A team took one of the body's own bone-building proteins, cut out two small pieces of it, and rebuilt those pieces into a short peptide that regrew bone in aged mice and pigs. The design was done largely by software, and the result deliberately avoids the part of the protein that raises cancer risk.
The work was published online June 12 in Nature Biomedical Engineering ↗ by Fanyuan Yu, Ling Ye, and colleagues.
The protein is WNT7B, one of the WNT family that tells stem cells to become bone. WNT signaling is one of the most important controls on skeletal health, which is why drug companies have spent years trying to turn it into an osteoporosis treatment. The problem is that WNT proteins are large, greasy, hard to manufacture, and expensive, and the main pathway they switch on, called canonical Wnt/beta-catenin, is the same pathway that drives several cancers when it stays on too long. A drug that floods that pathway to build bone could also nudge a tumor.
What they built
Instead of using the whole protein, the group asked which parts of WNT7B actually do the useful work. Using AlphaFold, the protein-structure prediction tool, plus computational docking that simulates how molecules fit together, they zeroed in on two regions of the protein they call the thumb and index domains, by analogy to a hand gripping its partner. They reconstructed those two domains into a single small peptide and named it WNT7B RTID, for reconstructed thumb and index domains.
A peptide is a short chain of amino acids, the same building blocks proteins are made of, just far smaller and easier to make and dose than a full protein. Shrinking a bulky protein down to the fragment that carries its activity is the whole point of the exercise.

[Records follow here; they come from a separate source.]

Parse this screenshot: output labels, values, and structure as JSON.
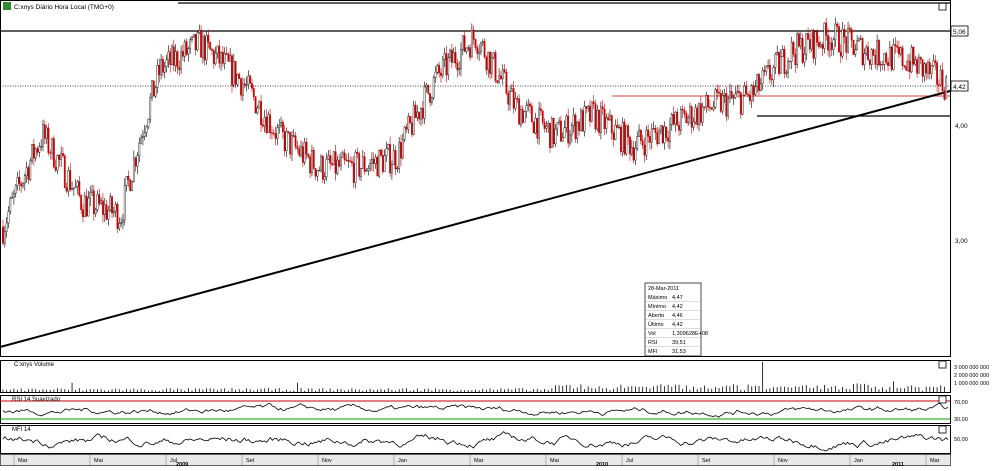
{
  "main_chart": {
    "title": "C:xnys Diário Hora Local (TMG+0)",
    "y_scale": "log",
    "y_ticks": [
      "3,00",
      "4,00"
    ],
    "right_labels": [
      "5,06",
      "4,42"
    ],
    "horizontal_lines": [
      5.06,
      4.42
    ],
    "x_months": [
      "Mar",
      "Mai",
      "Jul",
      "Set",
      "Nov",
      "Jan",
      "Mar",
      "Mai",
      "Jul",
      "Set",
      "Nov",
      "Jan",
      "Mar"
    ],
    "years": [
      "2009",
      "2010",
      "2011"
    ]
  },
  "tooltip": {
    "date": "28-Mar-2011",
    "rows": [
      {
        "label": "Máximo",
        "value": "4,47"
      },
      {
        "label": "Mínimo",
        "value": "4,42"
      },
      {
        "label": "Aberto",
        "value": "4,46"
      },
      {
        "label": "Último",
        "value": "4,42"
      },
      {
        "label": "Vol",
        "value": "1,309628E+08"
      },
      {
        "label": "RSI",
        "value": "39,51"
      },
      {
        "label": "MFI",
        "value": "31,53"
      }
    ]
  },
  "volume_panel": {
    "title": "C:xnys Volume",
    "ticks": [
      "3 000 000 000",
      "2 000 000 000",
      "1 000 000 000"
    ]
  },
  "rsi_panel": {
    "title": "RSI 14 Suavizado",
    "ticks": [
      "70,00",
      "30,00"
    ],
    "upper_level": 70,
    "lower_level": 30
  },
  "mfi_panel": {
    "title": "MFI 14",
    "ticks": [
      "50,00"
    ]
  },
  "colors": {
    "up": "#000000",
    "down": "#c80000",
    "rsi_upper": "#c80000",
    "rsi_lower": "#00a000"
  },
  "chart_data": {
    "type": "candlestick",
    "y_scale": "log",
    "x": [
      "2009-03",
      "2009-04",
      "2009-05",
      "2009-06",
      "2009-07",
      "2009-08",
      "2009-09",
      "2009-10",
      "2009-11",
      "2009-12",
      "2010-01",
      "2010-02",
      "2010-03",
      "2010-04",
      "2010-05",
      "2010-06",
      "2010-07",
      "2010-08",
      "2010-09",
      "2010-10",
      "2010-11",
      "2010-12",
      "2011-01",
      "2011-02",
      "2011-03"
    ],
    "close": [
      3.1,
      3.9,
      3.3,
      3.2,
      4.6,
      4.9,
      4.5,
      3.9,
      3.6,
      3.6,
      3.7,
      4.5,
      5.0,
      4.2,
      3.9,
      4.1,
      3.8,
      4.0,
      4.2,
      4.3,
      4.8,
      5.0,
      4.8,
      4.7,
      4.42
    ],
    "last_bar": {
      "date": "28-Mar-2011",
      "open": 4.46,
      "high": 4.47,
      "low": 4.42,
      "close": 4.42,
      "volume": 130962800,
      "rsi": 39.51,
      "mfi": 31.53
    }
  }
}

In aged mice and in pigs with bone loss, two animals whose bones behave more like an older human's than a young lab mouse does, the peptide improved the bone-forming ability of mesenchymal stromal cells, the resident stem cells that turn into bone, and it helped close a critical-sized defect, an engineered gap too large to heal on its own. The repair happened without transplanting any stem cells. The peptide recruited the animal's own resident cells, which the authors tracked with single-cell sequencing and genetic lineage tracing.
Why the pathway matters
The part that makes this more than another bone-growth result is how the peptide works. The authors report that WNT7B RTID drives bone formation through a different, non-canonical route, a calcium-NFAT signal running through two proteins called RECK and GPR124, and that it does so independently of the canonical beta-catenin pathway tied to cancer. In plain terms, they claim to have kept the bone-building signal and dropped the part that worries oncologists. That separation, if it holds up, is the difference between a WNT-based drug that can be developed and one that cannot.
The usual cautions apply. This is animal work, not a human trial, and a peptide that recruits stem cells in a pig still has to clear safety, dosing, and manufacturing before anyone tests it in a person. The cancer-risk claim rests on the mechanism the authors mapped, not on long-term tumor data, which only a longer study can provide.
It also fits a pattern the section has been tracking. This is the latest in a run of peptides that were found or built by software ↗ rather than pulled from nature and tested by hand. The screen that found a KRAS-gripping peptide started from a library and narrowed down. This one started from a known protein and carved a drug out of it. Both lean on structure prediction to do work that used to take a wet lab years, and both still end the same way, with animals, then the long road to people.